Richard Cockerill says he won’t wrap his Lions in cotton wool during the remainder of the 2020-21 campaign, despite admitting that the season is now “dead” for Edinburgh with only three meaningless games left to play in the Rainbow Cup.

While Cockerill plans to use all three remaining matches as an opportunity to give emerging and fringe players game time, he still expects some of his senior men to play their part. He also thinks that it is important that Duhan van der Merwe, Hamish Watson and Rory Sutherland get some time in the saddle during the next month in order to maximise their chances of being at their best on the Lions tour.

Van der Merwe played but struggled to impose himself for Edinburgh during last Friday’s 1872 Cup defeat to Glasgow Warriors, while Hamish Watson is nursing a tight groin, and Sutherland is still four or five weeks away from match fitness after dislocating his shoulder whilst playing for Scotland against France at the end of March.

“Their job is to play rugby so I am not going to force anybody to do anything but that is what they signed up for,” said the coach. “I have two guys coming back from injury who want game time to be sharp, and Duhan has not played a huge amount of rugby this season so needs to play now to be in his best form in order to push for a spot in the Test team.

“So, if they are fit, healthy and available to play then they are available for selection like everybody else.”

The coach added that Sutherland remains on track to be fit in time to join up with the Lions in mid-June. “He is doing very, very well. He is getting better every day,” Cockerill explained. “Whether he sees any rugby with us before the end of the season remains to be seen but we are hopeful that will be the case.”

The capital outfit will play their inter-city rivals Glasgow Warriors for the second time in eight days and that sixth time since last August on Saturday evening, but with the 1872 Cup series wrapped up last weekend, the only thing at stake will be league-points in a one-off competition which was invented to access South African participation money but is of no real sporting value. Edinburgh then face Ulster at home on 5th June and Scarlets away on 13th June in matches which don’t even have the appeal of local bragging rights being at stake.

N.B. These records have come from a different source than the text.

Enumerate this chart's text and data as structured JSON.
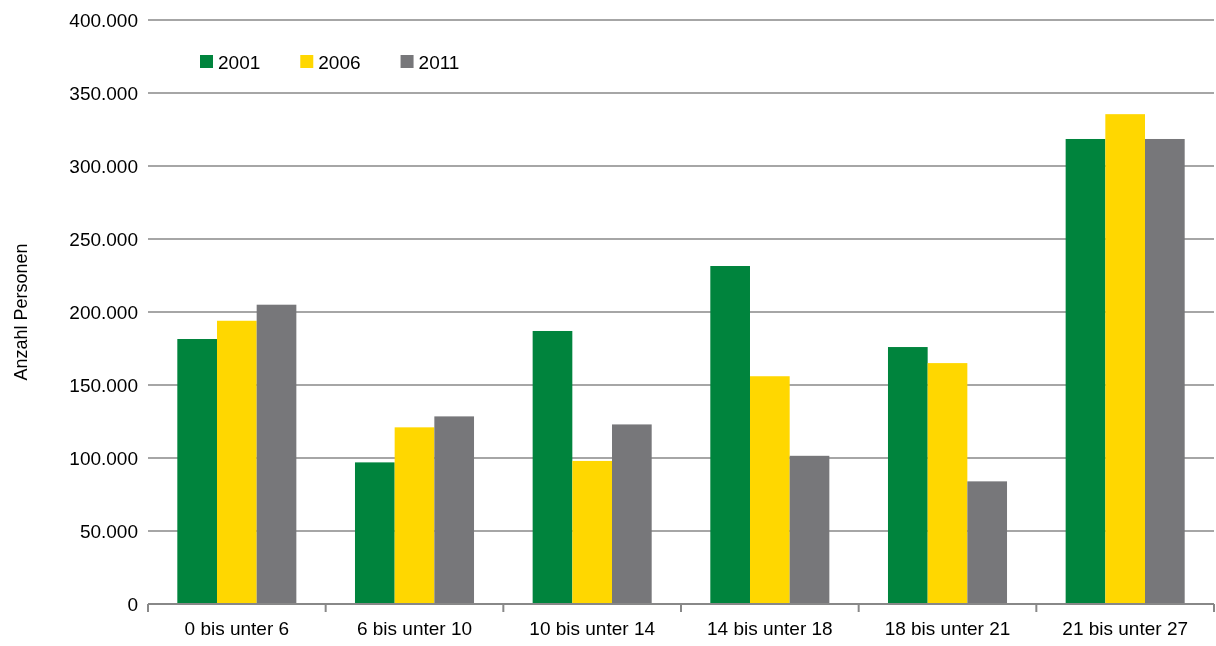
{
  "chart_data": {
    "type": "bar",
    "ylabel": "Anzahl Personen",
    "categories": [
      "0 bis unter 6",
      "6 bis unter 10",
      "10 bis unter 14",
      "14 bis unter 18",
      "18 bis unter 21",
      "21 bis unter 27"
    ],
    "series": [
      {
        "name": "2001",
        "color": "#00843d",
        "values": [
          181500,
          97000,
          187000,
          231500,
          176000,
          318500
        ]
      },
      {
        "name": "2006",
        "color": "#ffd700",
        "values": [
          194000,
          121000,
          98000,
          156000,
          165000,
          335500
        ]
      },
      {
        "name": "2011",
        "color": "#77777a",
        "values": [
          205000,
          128500,
          123000,
          101500,
          84000,
          318500
        ]
      }
    ],
    "ylim": [
      0,
      400000
    ],
    "yticks": [
      0,
      {
        "value": 50000,
        "label": "50.000"
      },
      {
        "value": 100000,
        "label": "100.000"
      },
      {
        "value": 150000,
        "label": "150.000"
      },
      {
        "value": 200000,
        "label": "200.000"
      },
      {
        "value": 250000,
        "label": "250.000"
      },
      {
        "value": 300000,
        "label": "300.000"
      },
      {
        "value": 350000,
        "label": "350.000"
      },
      {
        "value": 400000,
        "label": "400.000"
      }
    ],
    "grid": "y",
    "legend": "top left"
  }
}
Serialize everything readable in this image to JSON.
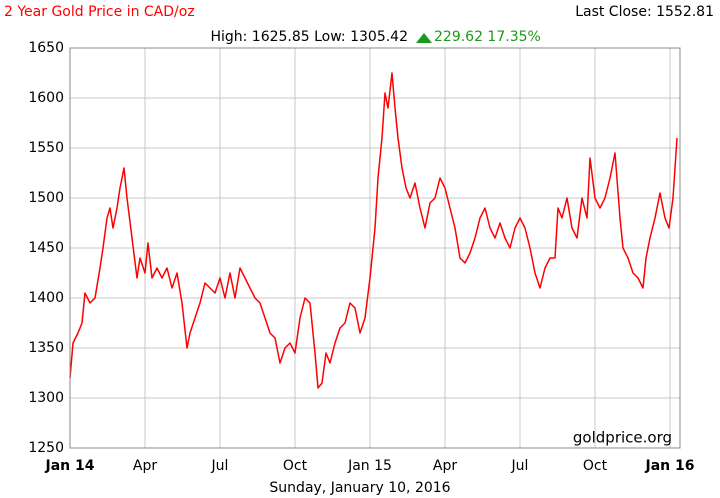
{
  "chart_data": {
    "type": "line",
    "title": "2 Year Gold Price in CAD/oz",
    "last_close": "Last Close: 1552.81",
    "stats": "High: 1625.85 Low: 1305.42",
    "change": "229.62 17.35%",
    "watermark": "goldprice.org",
    "date": "Sunday, January 10, 2016",
    "color": "#ff0000",
    "grid": true,
    "xlim": [
      0,
      24.4
    ],
    "xticks": [
      {
        "value": 0,
        "label": "Jan 14"
      },
      {
        "value": 3,
        "label": "Apr"
      },
      {
        "value": 6,
        "label": "Jul"
      },
      {
        "value": 9,
        "label": "Oct"
      },
      {
        "value": 12,
        "label": "Jan 15"
      },
      {
        "value": 15,
        "label": "Apr"
      },
      {
        "value": 18,
        "label": "Jul"
      },
      {
        "value": 21,
        "label": "Oct"
      },
      {
        "value": 24,
        "label": "Jan 16"
      }
    ],
    "ylim": [
      1250,
      1650
    ],
    "yticks": [
      1250,
      1300,
      1350,
      1400,
      1450,
      1500,
      1550,
      1600,
      1650
    ],
    "x": [
      0,
      0.12,
      0.32,
      0.48,
      0.6,
      0.8,
      1.0,
      1.2,
      1.32,
      1.48,
      1.6,
      1.72,
      1.88,
      2.0,
      2.16,
      2.28,
      2.48,
      2.68,
      2.8,
      3.0,
      3.12,
      3.28,
      3.48,
      3.68,
      3.88,
      4.08,
      4.28,
      4.48,
      4.68,
      4.8,
      5.0,
      5.2,
      5.4,
      5.6,
      5.8,
      6.0,
      6.2,
      6.4,
      6.6,
      6.8,
      7.0,
      7.2,
      7.4,
      7.6,
      7.8,
      8.0,
      8.2,
      8.4,
      8.6,
      8.8,
      9.0,
      9.2,
      9.4,
      9.6,
      9.8,
      9.92,
      10.08,
      10.24,
      10.4,
      10.6,
      10.8,
      11.0,
      11.2,
      11.4,
      11.6,
      11.8,
      12.0,
      12.2,
      12.32,
      12.48,
      12.6,
      12.72,
      12.88,
      13.0,
      13.12,
      13.28,
      13.44,
      13.6,
      13.8,
      14.0,
      14.2,
      14.4,
      14.6,
      14.8,
      15.0,
      15.2,
      15.4,
      15.6,
      15.8,
      16.0,
      16.2,
      16.4,
      16.6,
      16.8,
      17.0,
      17.2,
      17.4,
      17.6,
      17.8,
      18.0,
      18.2,
      18.4,
      18.6,
      18.8,
      19.0,
      19.2,
      19.4,
      19.52,
      19.68,
      19.88,
      20.08,
      20.28,
      20.48,
      20.68,
      20.8,
      21.0,
      21.2,
      21.4,
      21.6,
      21.8,
      22.0,
      22.12,
      22.32,
      22.52,
      22.72,
      22.92,
      23.04,
      23.2,
      23.4,
      23.6,
      23.8,
      23.96,
      24.12,
      24.28
    ],
    "values": [
      1320,
      1355,
      1365,
      1375,
      1405,
      1395,
      1400,
      1430,
      1450,
      1480,
      1490,
      1470,
      1490,
      1510,
      1530,
      1500,
      1460,
      1420,
      1440,
      1425,
      1455,
      1420,
      1430,
      1420,
      1430,
      1410,
      1425,
      1395,
      1350,
      1365,
      1380,
      1395,
      1415,
      1410,
      1405,
      1420,
      1400,
      1425,
      1400,
      1430,
      1420,
      1410,
      1400,
      1395,
      1380,
      1365,
      1360,
      1335,
      1350,
      1355,
      1345,
      1380,
      1400,
      1395,
      1345,
      1310,
      1315,
      1345,
      1335,
      1355,
      1370,
      1375,
      1395,
      1390,
      1365,
      1380,
      1420,
      1470,
      1520,
      1560,
      1605,
      1590,
      1625,
      1590,
      1560,
      1530,
      1510,
      1500,
      1515,
      1490,
      1470,
      1495,
      1500,
      1520,
      1510,
      1490,
      1470,
      1440,
      1435,
      1445,
      1460,
      1480,
      1490,
      1470,
      1460,
      1475,
      1460,
      1450,
      1470,
      1480,
      1470,
      1450,
      1425,
      1410,
      1430,
      1440,
      1440,
      1490,
      1480,
      1500,
      1470,
      1460,
      1500,
      1480,
      1540,
      1500,
      1490,
      1500,
      1520,
      1545,
      1480,
      1450,
      1440,
      1425,
      1420,
      1410,
      1440,
      1460,
      1480,
      1505,
      1480,
      1470,
      1500,
      1560
    ]
  }
}
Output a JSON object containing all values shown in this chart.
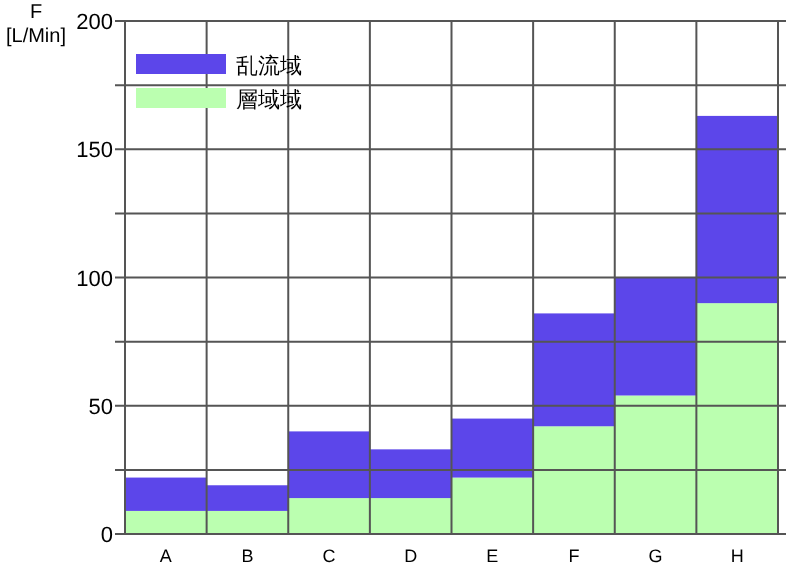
{
  "chart_data": {
    "type": "bar",
    "ylabel": "F\n[L/Min]",
    "categories": [
      "A",
      "B",
      "C",
      "D",
      "E",
      "F",
      "G",
      "H"
    ],
    "stacked": true,
    "series": [
      {
        "name": "層域域",
        "color": "#bbffb0",
        "values": [
          9,
          9,
          14,
          14,
          22,
          42,
          54,
          90
        ]
      },
      {
        "name": "乱流域",
        "color": "#5c46ea",
        "values": [
          13,
          10,
          26,
          19,
          23,
          44,
          46,
          73
        ]
      }
    ],
    "ylim": [
      0,
      200
    ],
    "yticks": [
      0,
      50,
      100,
      150,
      200
    ],
    "grid": true,
    "legend": "top left"
  }
}
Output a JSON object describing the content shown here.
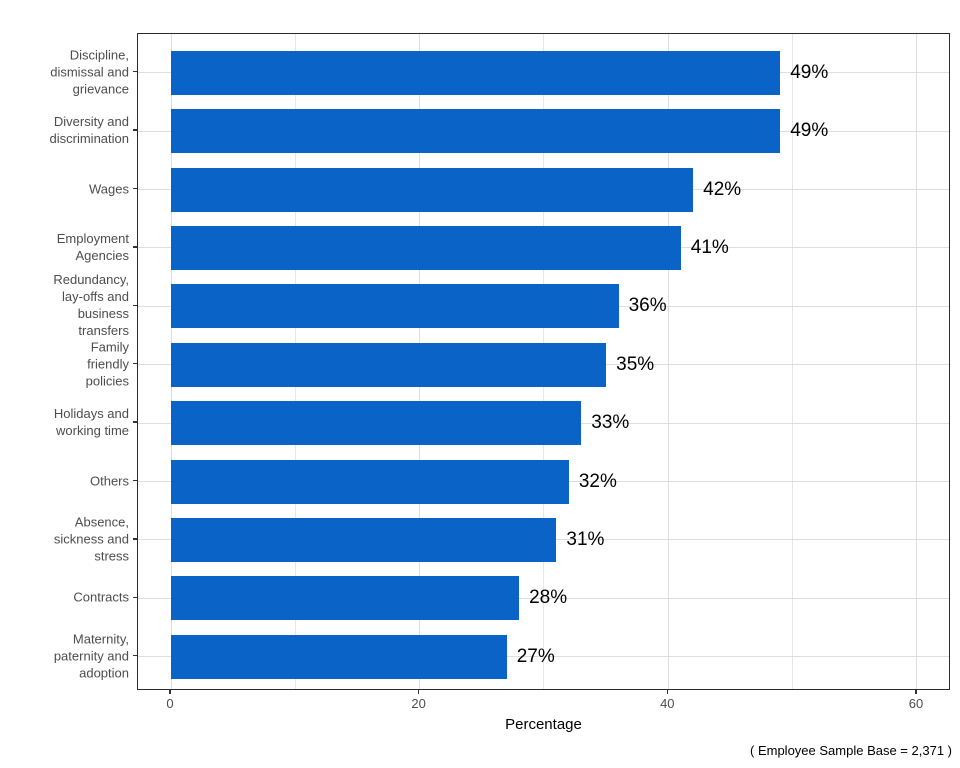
{
  "chart_data": {
    "type": "bar",
    "orientation": "horizontal",
    "title": "",
    "xlabel": "Percentage",
    "ylabel": "",
    "xlim": [
      0,
      60
    ],
    "x_tick_values": [
      0,
      20,
      40,
      60
    ],
    "x_tick_labels": [
      "0",
      "20",
      "40",
      "60"
    ],
    "grid_values": [
      0,
      10,
      20,
      30,
      40,
      50,
      60
    ],
    "grid": "on",
    "legend": "none",
    "categories": [
      "Discipline, dismissal and grievance",
      "Diversity and discrimination",
      "Wages",
      "Employment Agencies",
      "Redundancy, lay-offs and business transfers",
      "Family friendly policies",
      "Holidays and working time",
      "Others",
      "Absence, sickness and stress",
      "Contracts",
      "Maternity, paternity and adoption"
    ],
    "category_label_lines": [
      [
        "Discipline,",
        "dismissal and",
        "grievance"
      ],
      [
        "Diversity and",
        "discrimination"
      ],
      [
        "Wages"
      ],
      [
        "Employment",
        "Agencies"
      ],
      [
        "Redundancy,",
        "lay-offs and",
        "business",
        "transfers"
      ],
      [
        "Family",
        "friendly",
        "policies"
      ],
      [
        "Holidays and",
        "working time"
      ],
      [
        "Others"
      ],
      [
        "Absence,",
        "sickness and",
        "stress"
      ],
      [
        "Contracts"
      ],
      [
        "Maternity,",
        "paternity and",
        "adoption"
      ]
    ],
    "values": [
      49,
      49,
      42,
      41,
      36,
      35,
      33,
      32,
      31,
      28,
      27
    ],
    "value_labels": [
      "49%",
      "49%",
      "42%",
      "41%",
      "36%",
      "35%",
      "33%",
      "32%",
      "31%",
      "28%",
      "27%"
    ]
  },
  "footer": {
    "text": "( Employee Sample Base =  2,371 )"
  },
  "colors": {
    "bar": "#0a64c8",
    "grid_major": "#dedede",
    "grid_minor": "#e7e7e7",
    "axis_text": "#4d4d4d",
    "tick_mark": "#333333",
    "panel_border": "#2b2b2b",
    "value_label": "#000000"
  }
}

There is not much there to get the juices flowing, and the whole thing must feel like wading through treacle for the players, who have already endured a gruelling and largely ungratifying 10 months of rugby.

“It is a relatively contrived competition, isn’t it?” acknowledged the coach. “It has been a very difficult year with the South Africans not being able to travel, but it’s a good competition to get players some game time and keep them sharp for the summer.

“The season is dead for us, really,” he added. “But we have guys who are coming back from injury and there is a Scotland tour coming up and guys will want to put their hands up for that, notwithstanding there are three guys that need game time to keep themselves sharp for the British and Irish Lions. Those little motivations will keep guys playing and at this point we are still in the competition.

“Every time we play, we want to win so we will see where it takes us. We have some guys who have long term injuries, and some guys who need surgery to get themselves right for pre-season or a summer tour, but that means there are three more games for young players like Ben Muncaster, Conor Boyle, Charlie Savala and Nathan Chamberlain to be involved in. If they are fit, available and it is the right thing to play them then they will play. Matt Currie, too, should have recovered from his shoulder injury in time to play in the Ulster game.”